Todos tratamos de buscar, entre palabras espesas, qué nos espera a partir del verano; no hablamos de otra cosa en esa mesa camilla en que hemos transformado nuestra casa y también en los aperitivos virtuales por telemática que compartimos con amigos y compañeros. Porque ya tenemos al menos una certeza: nuestros pensamientos, sentimientos y emociones se expresarán, a partir de ahora y para siempre, a través de las redes por fibra óptica.

Aunque quienes con mayor profusión se pronuncian (y con rotundidad buena parte de ellos, ¡vaya seguridad en sí mismos!) son filósofos y otros pensadores; historiadores, economistas, profesores, escritores y poetas, ¡muchos poetas!, que intentan regar con flores, o sulfúrico, la normalidad contaminada a la que la mayoría aspira a retornar así que afloje la alarma.

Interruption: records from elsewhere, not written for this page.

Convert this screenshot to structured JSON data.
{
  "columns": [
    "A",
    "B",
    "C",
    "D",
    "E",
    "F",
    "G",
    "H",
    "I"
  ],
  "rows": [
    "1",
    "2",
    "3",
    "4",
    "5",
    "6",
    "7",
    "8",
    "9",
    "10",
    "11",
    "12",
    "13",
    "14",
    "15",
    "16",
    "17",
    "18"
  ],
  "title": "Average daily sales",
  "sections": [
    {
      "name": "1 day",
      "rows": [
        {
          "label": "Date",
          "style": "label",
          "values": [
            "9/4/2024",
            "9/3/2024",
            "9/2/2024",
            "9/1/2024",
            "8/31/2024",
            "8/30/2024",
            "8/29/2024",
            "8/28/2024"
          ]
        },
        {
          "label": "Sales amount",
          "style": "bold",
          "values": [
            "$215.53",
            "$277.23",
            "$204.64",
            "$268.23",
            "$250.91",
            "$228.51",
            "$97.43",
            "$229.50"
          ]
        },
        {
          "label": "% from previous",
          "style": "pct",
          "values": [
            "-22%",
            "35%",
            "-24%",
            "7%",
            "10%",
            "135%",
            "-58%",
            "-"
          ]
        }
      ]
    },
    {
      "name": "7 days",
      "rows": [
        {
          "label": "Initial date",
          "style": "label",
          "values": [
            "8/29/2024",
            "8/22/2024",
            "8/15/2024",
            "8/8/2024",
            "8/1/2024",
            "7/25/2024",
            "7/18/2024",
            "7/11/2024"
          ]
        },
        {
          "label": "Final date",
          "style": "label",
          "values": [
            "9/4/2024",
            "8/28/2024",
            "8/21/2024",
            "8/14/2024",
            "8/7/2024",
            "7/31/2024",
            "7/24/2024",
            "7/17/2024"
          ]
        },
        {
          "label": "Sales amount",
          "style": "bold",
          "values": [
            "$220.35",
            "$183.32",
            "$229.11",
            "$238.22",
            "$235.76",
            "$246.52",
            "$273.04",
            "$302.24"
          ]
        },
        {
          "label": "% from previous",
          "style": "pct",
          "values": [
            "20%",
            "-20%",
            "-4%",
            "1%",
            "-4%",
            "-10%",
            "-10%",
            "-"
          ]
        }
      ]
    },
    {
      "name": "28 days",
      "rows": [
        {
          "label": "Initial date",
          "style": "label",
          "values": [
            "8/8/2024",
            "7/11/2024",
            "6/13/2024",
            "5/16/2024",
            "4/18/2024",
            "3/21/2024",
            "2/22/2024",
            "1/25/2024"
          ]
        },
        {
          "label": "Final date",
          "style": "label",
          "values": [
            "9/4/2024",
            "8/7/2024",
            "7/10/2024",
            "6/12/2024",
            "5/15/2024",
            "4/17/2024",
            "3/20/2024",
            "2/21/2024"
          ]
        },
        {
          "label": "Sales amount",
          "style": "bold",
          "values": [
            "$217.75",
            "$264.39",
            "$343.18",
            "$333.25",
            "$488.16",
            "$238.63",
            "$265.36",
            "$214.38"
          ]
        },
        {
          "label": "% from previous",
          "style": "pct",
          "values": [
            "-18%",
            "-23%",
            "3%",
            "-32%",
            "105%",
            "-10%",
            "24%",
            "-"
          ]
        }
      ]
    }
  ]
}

Los periodistas no dejan de preguntar, también ellos están preocupados como todo ciudadano que vive este tiempo, ve y escucha. Porque como escribe Enric González en El País el 12 de abril: “En los meses y años que vienen tendremos que salir adelante” ¿Cómo? Tenemos algunas respuestas parciales y un millón de silencios. Son mayoría las reflexiones que concluyen en que la globalización se cuartea; que incluso “ha llegado a su fin “(John Grey); que China y Oriente aguantan y crecen, Estados Unidos declina y Europa puede romperse. Los estados-nación resisten,  salen fortalecidos de la pandemia, y crece la ola proteccionista (nacionalista) en todo el mundo.

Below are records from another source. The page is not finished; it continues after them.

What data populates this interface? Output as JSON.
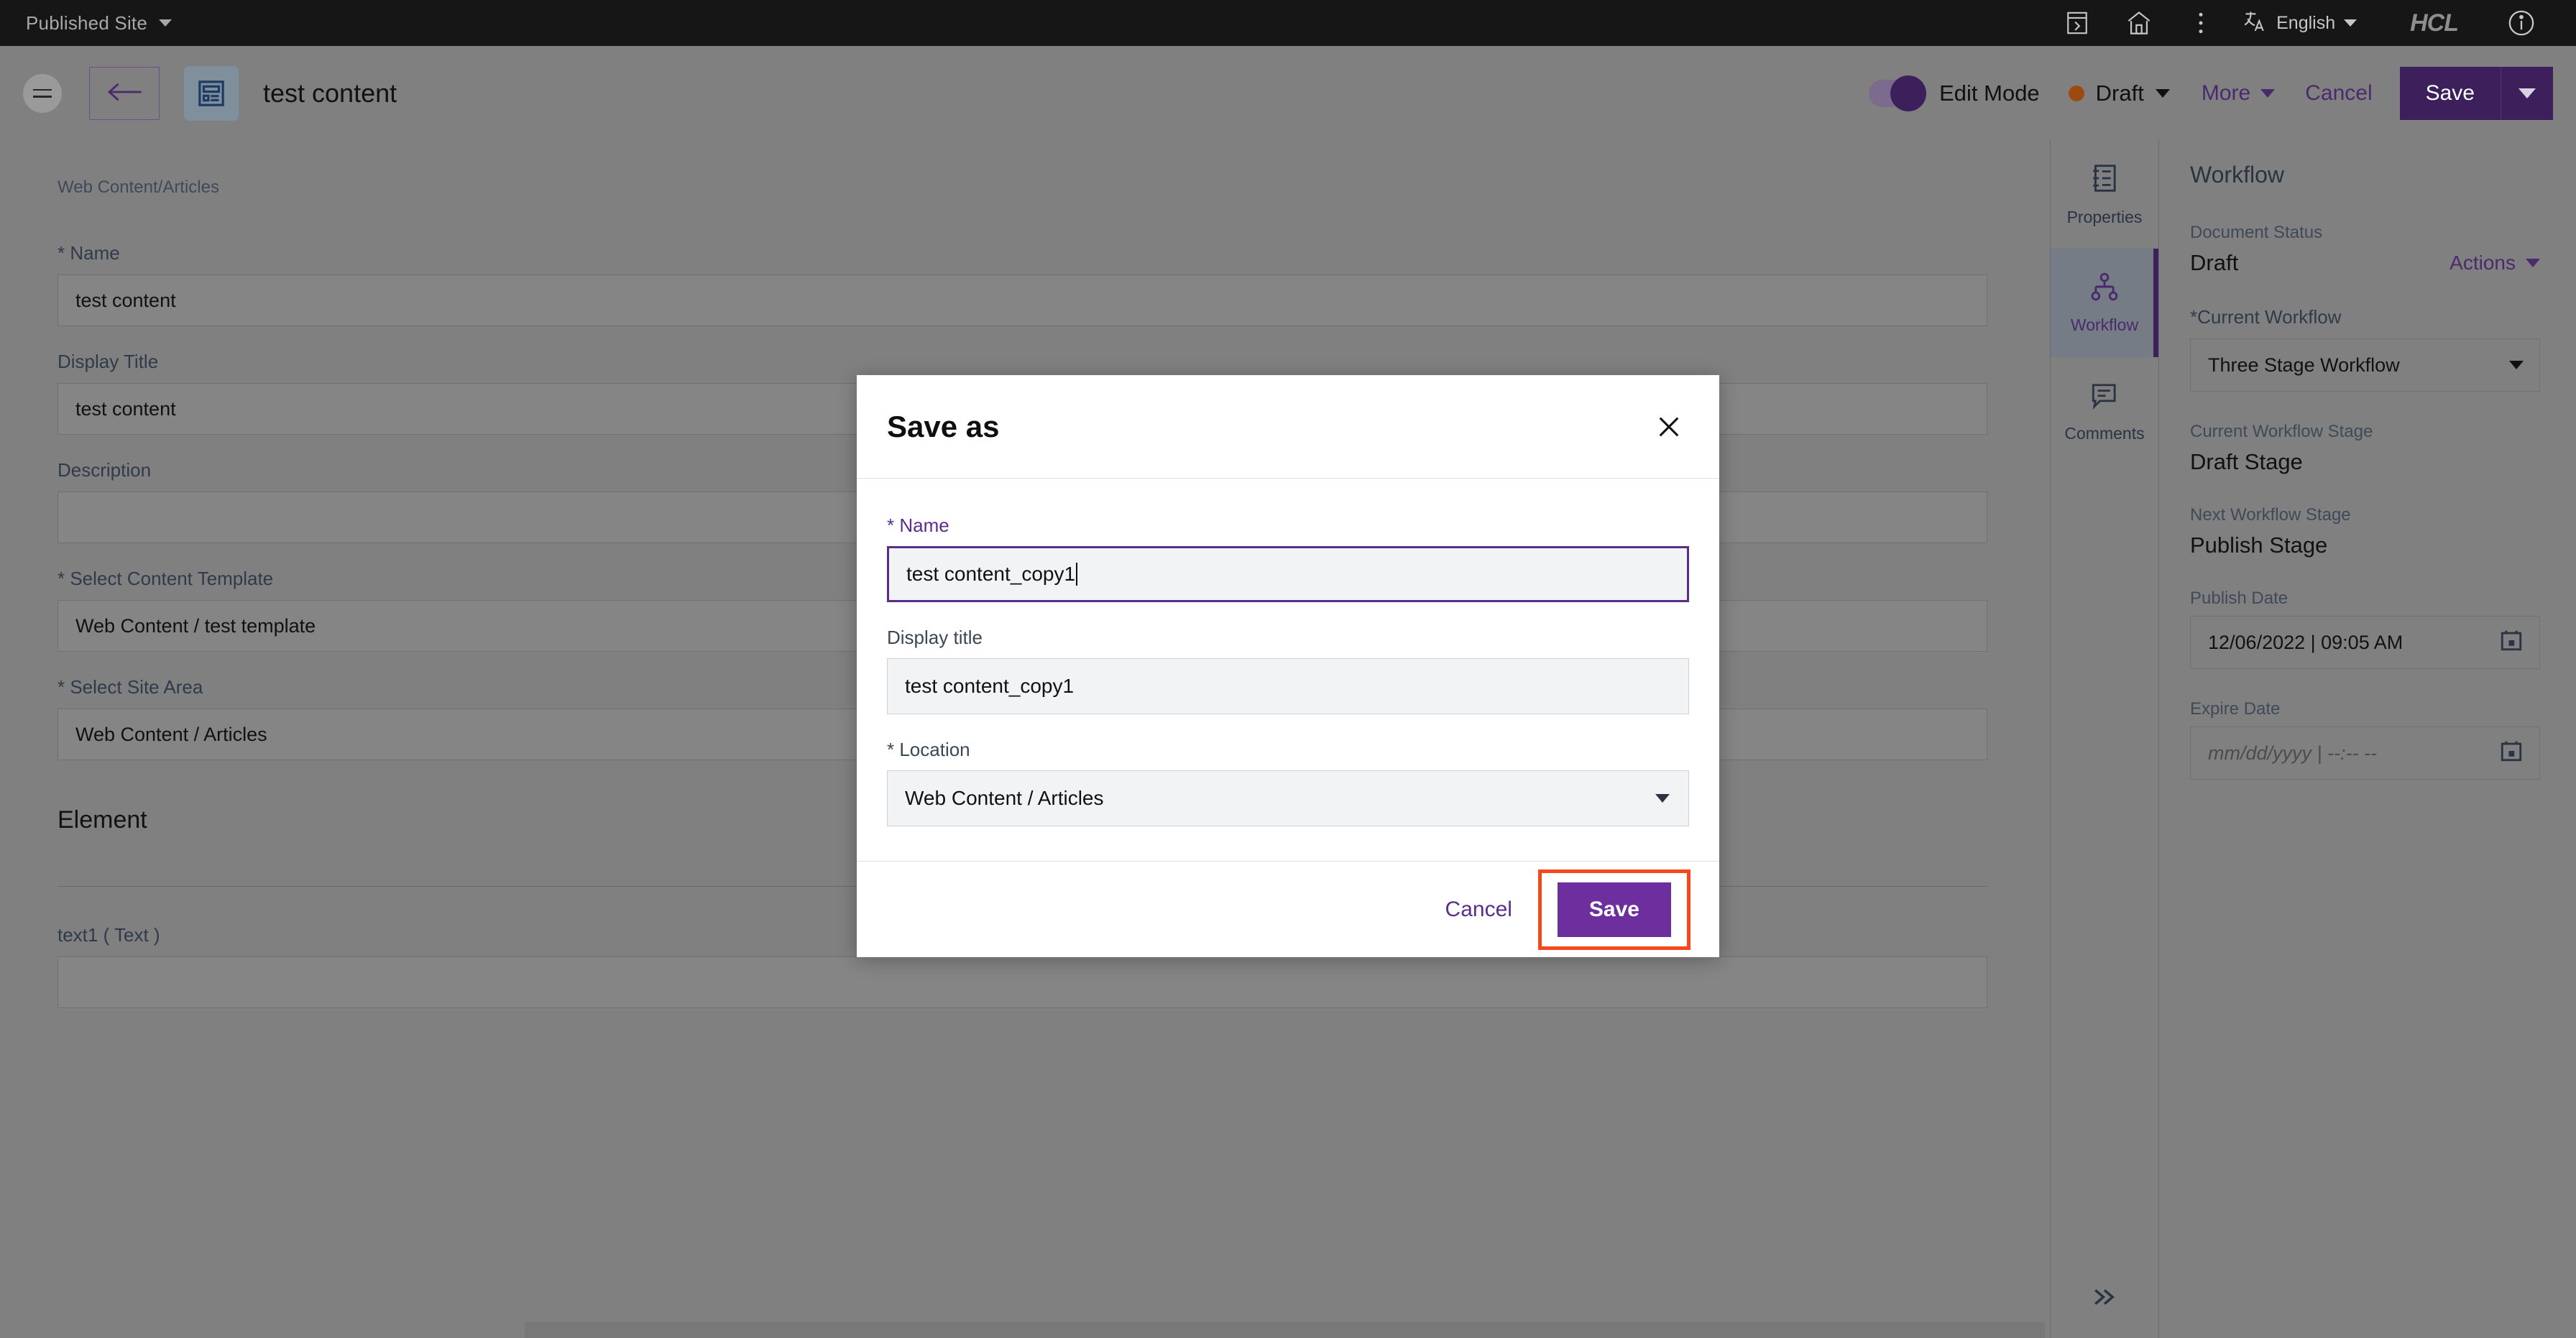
{
  "topbar": {
    "site_selector": "Published Site",
    "language": "English",
    "brand": "HCL",
    "icons": [
      "panel-icon",
      "home-icon",
      "overflow-menu-icon",
      "translate-icon",
      "info-icon"
    ]
  },
  "toolbar": {
    "back_label": "back-arrow",
    "doc_title": "test content",
    "edit_mode_label": "Edit Mode",
    "status_label": "Draft",
    "status_color": "#9c4a12",
    "more_label": "More",
    "cancel_label": "Cancel",
    "save_label": "Save"
  },
  "form": {
    "breadcrumb": "Web Content/Articles",
    "fields": [
      {
        "label": "* Name",
        "value": "test content"
      },
      {
        "label": "Display Title",
        "value": "test content"
      },
      {
        "label": "Description",
        "value": ""
      },
      {
        "label": "* Select Content Template",
        "value": "Web Content / test template"
      },
      {
        "label": "* Select Site Area",
        "value": "Web Content / Articles"
      }
    ],
    "section_heading": "Element",
    "element_field": {
      "label": "text1 ( Text )",
      "value": ""
    }
  },
  "rail": {
    "items": [
      {
        "label": "Properties",
        "icon": "properties-icon",
        "active": false
      },
      {
        "label": "Workflow",
        "icon": "workflow-icon",
        "active": true
      },
      {
        "label": "Comments",
        "icon": "comments-icon",
        "active": false
      }
    ],
    "collapse_icon": "chevron-double-right-icon"
  },
  "workflow": {
    "title": "Workflow",
    "document_status_label": "Document Status",
    "document_status_value": "Draft",
    "actions_label": "Actions",
    "current_workflow_label": "*Current Workflow",
    "current_workflow_value": "Three Stage Workflow",
    "current_stage_label": "Current Workflow Stage",
    "current_stage_value": "Draft Stage",
    "next_stage_label": "Next Workflow Stage",
    "next_stage_value": "Publish Stage",
    "publish_date_label": "Publish Date",
    "publish_date_value": "12/06/2022 | 09:05 AM",
    "expire_date_label": "Expire Date",
    "expire_date_placeholder": "mm/dd/yyyy | --:-- --"
  },
  "modal": {
    "title": "Save as",
    "close_icon": "close-icon",
    "name_label": "* Name",
    "name_value": "test content_copy1",
    "display_title_label": "Display title",
    "display_title_value": "test content_copy1",
    "location_label": "* Location",
    "location_value": "Web Content / Articles",
    "cancel_label": "Cancel",
    "save_label": "Save",
    "highlight_color": "#f4481f",
    "accent_color": "#6d2f9e"
  }
}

Todo ello parece que está ocurriendo mientras caemos como piedras desprendidas por un desfiladero hacia “una profundísima recesión económica mundial no vista desde la Gran Depresión del 29 del pasado siglo” (Kenneth Rogoff). Colapsarán numerosas naciones y las moratorias (también quitas) sobre la enorme deuda serán inevitables.

 

“El liberalismo salvaje ha destrozado la cohesión social”.

 

En otra orilla de pensamiento (y de deseos) – esa que ocupa una determinada izquierda alternativa y creativa – el crac del neoliberalismo se tiene como una oportunidad “para otra forma de vida”. Y vitorean cómo la parada de Europa para protegerse del bicho ha conseguido que la contaminación de nuestras ciudades se haya reducido en más de un 50%. ¿Es esto una victoria o solo la consecuencia de un stop temporal del mundo por el covid-19 desbastador?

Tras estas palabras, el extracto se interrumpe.